A house belonging to McKee Rankin at 40 Edgecombe Avenue, near 136th Street, burned in the early morning of April 1, 1891. Rankin and her mother were inside when the fire began in a linen closet. The blaze was contained and put out through the efforts of a "bucket brigade". Damage was estimated at $400 and was covered by insurance.

==Acting career==
Rankin was in the supporting cast of Sara, a play performed at the Palmer Theatre (Wallack's Theatre), in the summer of 1890. Sara played the abandoned wife of a French adventurer named Antoine la Rue. Albert M. Palmer gained control of Wallack's Theatre in 1888 and produced plays in New York City through 1896.

Rose Coghlan obtained Rankin to replace Jennie Yeamans in an 1892 production of The Check Book. In April 1893 she appeared in the Arabian Nights on a variety bill at the Standard Theatre, 6th Avenue between 32nd Street and 33rd Street,
Frohman's comedians were also featured performers.

In February 1897, Rankin was part of a bill at the Olympia Music Hall, 1514–16 Broadway (Manhattan) (44th Street), that included Auguste van Biene. The same month she appeared at Proctor's Twenty-Third Street Theatre, 139 West Twenty-Third Street, of Frederick Francis Proctor. In May, she entertained at the St. Nicholas Music Hall, West 66th Street near Columbus Avenue. She sang at Koster & Bial's Music Hall, 729 6th Avenue and 23rd Street, in June.
In July Rankin performed with Lizzie Evans and George Thatcher at Keith's New Union Square Theatre, near Broadway at 14th Street. During
her engagement at the B.F. Keith establishment, she did impersonations of Anna Held. At the Casino Theatre, 1404 Broadway (West 39th Street), Rankin played Fifi Fricot in The Belle of New York, which had a one-week booking in December 1897.
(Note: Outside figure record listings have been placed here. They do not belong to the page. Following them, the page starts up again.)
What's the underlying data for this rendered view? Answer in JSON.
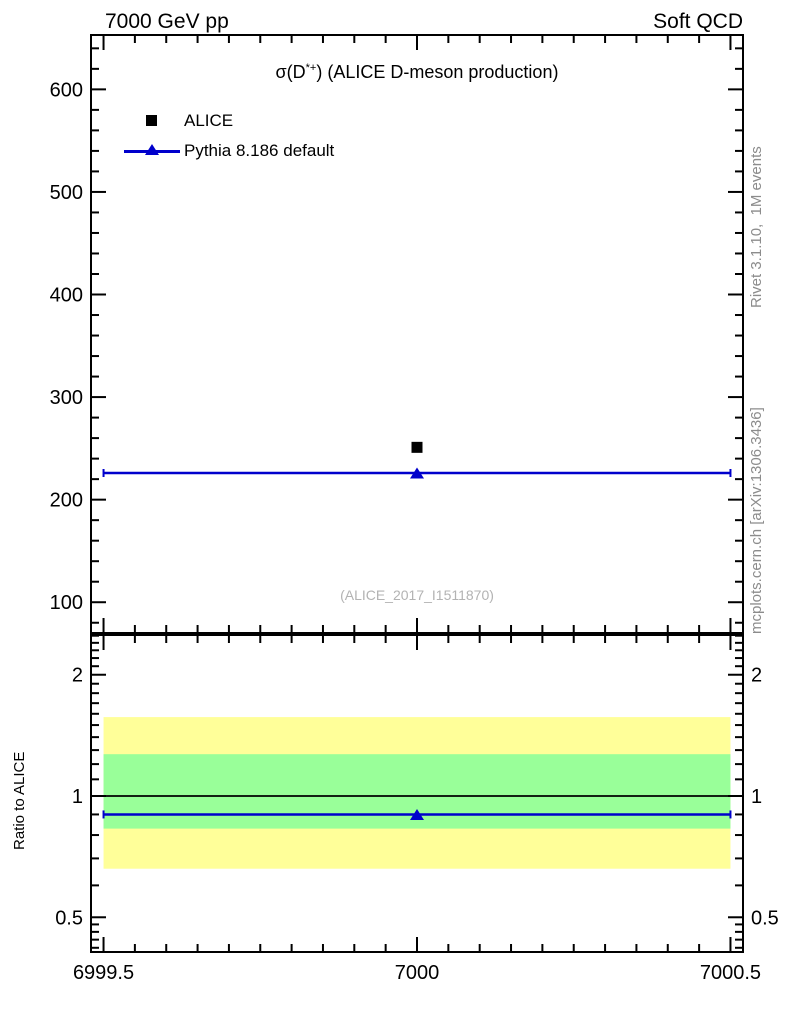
{
  "header": {
    "left": "7000 GeV pp",
    "right": "Soft QCD"
  },
  "watermarks": {
    "rivet": "Rivet 3.1.10,  1M events",
    "mcplots": "mcplots.cern.ch [arXiv:1306.3436]",
    "analysis": "(ALICE_2017_I1511870)"
  },
  "chart_data": [
    {
      "panel": "main",
      "type": "scatter",
      "title": "σ(D*+) (ALICE D-meson production)",
      "title_parts": {
        "pre": "σ(D",
        "sup": "*+",
        "post": ") (ALICE D-meson production)"
      },
      "xlim": [
        6999.48,
        7000.52
      ],
      "ylim": [
        70,
        653
      ],
      "xticks": {
        "major": [
          6999.5,
          7000,
          7000.5
        ],
        "labels": [
          "6999.5",
          "7000",
          "7000.5"
        ],
        "minor_step": 0.05
      },
      "yticks": {
        "major": [
          100,
          200,
          300,
          400,
          500,
          600
        ],
        "labels": [
          "100",
          "200",
          "300",
          "400",
          "500",
          "600"
        ],
        "minor_step": 20
      },
      "grid": false,
      "legend_position": "top-left",
      "series": [
        {
          "name": "ALICE",
          "marker": "square",
          "color": "#000000",
          "x": 7000,
          "y": 251
        },
        {
          "name": "Pythia 8.186 default",
          "marker": "triangle",
          "color": "#0000cc",
          "x": 7000,
          "y": 226,
          "line_span": [
            6999.5,
            7000.5
          ]
        }
      ],
      "legend": [
        {
          "label": "ALICE",
          "marker": "square",
          "color": "#000000"
        },
        {
          "label": "Pythia 8.186 default",
          "marker": "line-triangle",
          "color": "#0000cc"
        }
      ]
    },
    {
      "panel": "ratio",
      "type": "ratio",
      "ylabel": "Ratio to ALICE",
      "yscale": "log",
      "ylim": [
        0.41,
        2.51
      ],
      "yticks": {
        "major": [
          0.5,
          1,
          2
        ],
        "labels": [
          "0.5",
          "1",
          "2"
        ],
        "minor": [
          0.42,
          0.44,
          0.46,
          0.48,
          0.6,
          0.7,
          0.8,
          0.9,
          1.1,
          1.2,
          1.3,
          1.4,
          1.5,
          1.6,
          1.7,
          1.8,
          1.9,
          2.1,
          2.2,
          2.3,
          2.4,
          2.5
        ]
      },
      "bands": [
        {
          "name": "data-uncertainty-outer",
          "color": "#ffff99",
          "lo": 0.66,
          "hi": 1.57,
          "span": [
            6999.5,
            7000.5
          ]
        },
        {
          "name": "data-uncertainty-inner",
          "color": "#99ff99",
          "lo": 0.83,
          "hi": 1.27,
          "span": [
            6999.5,
            7000.5
          ]
        }
      ],
      "reference_line": {
        "value": 1,
        "color": "#000000"
      },
      "series": [
        {
          "name": "Pythia 8.186 default",
          "marker": "triangle",
          "color": "#0000cc",
          "x": 7000,
          "y": 0.9,
          "line_span": [
            6999.5,
            7000.5
          ]
        }
      ]
    }
  ]
}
By August 1898, she was receiving offers from English managers of comic opera. The Belle of New York was staged at the Shaftesbury Theatre with Harry Davenport in the company. Davenport portrayed a doctor and Rankin, a housekeeper, in Three Wise Fools. The two met and married in the original production of The Belle of New York. In the musical they sang a famous duet, When We Are Married.

Other productions in which she acted were The Rounders, It Happened in Nordland, and Fascinating Flora.

==Death==
Rankin died in Canton, Pennsylvania, in 1934 at the age of 60. She and Harry Davenport married and were the parents of Arthur Rankin, a writer and actor in motion pictures. He died from a cerebral hemorrhage following an extended illness in 1947.

Their grandson was producer and director Arthur Rankin Jr. After her wedding to Davenport, Rankin left the stage for eleven years before returning in a small role in Lightnin, in August 1918. The couple later teamed at the Criterion Theatre for a production of Three Wise Fools. Rankin was the mother of three other children, 2 of whom acted on stage.

After the death of his wife, Harry Davenport entered motion pictures and reached fame with his supporting role as Dr. Meade in Gone with the Wind.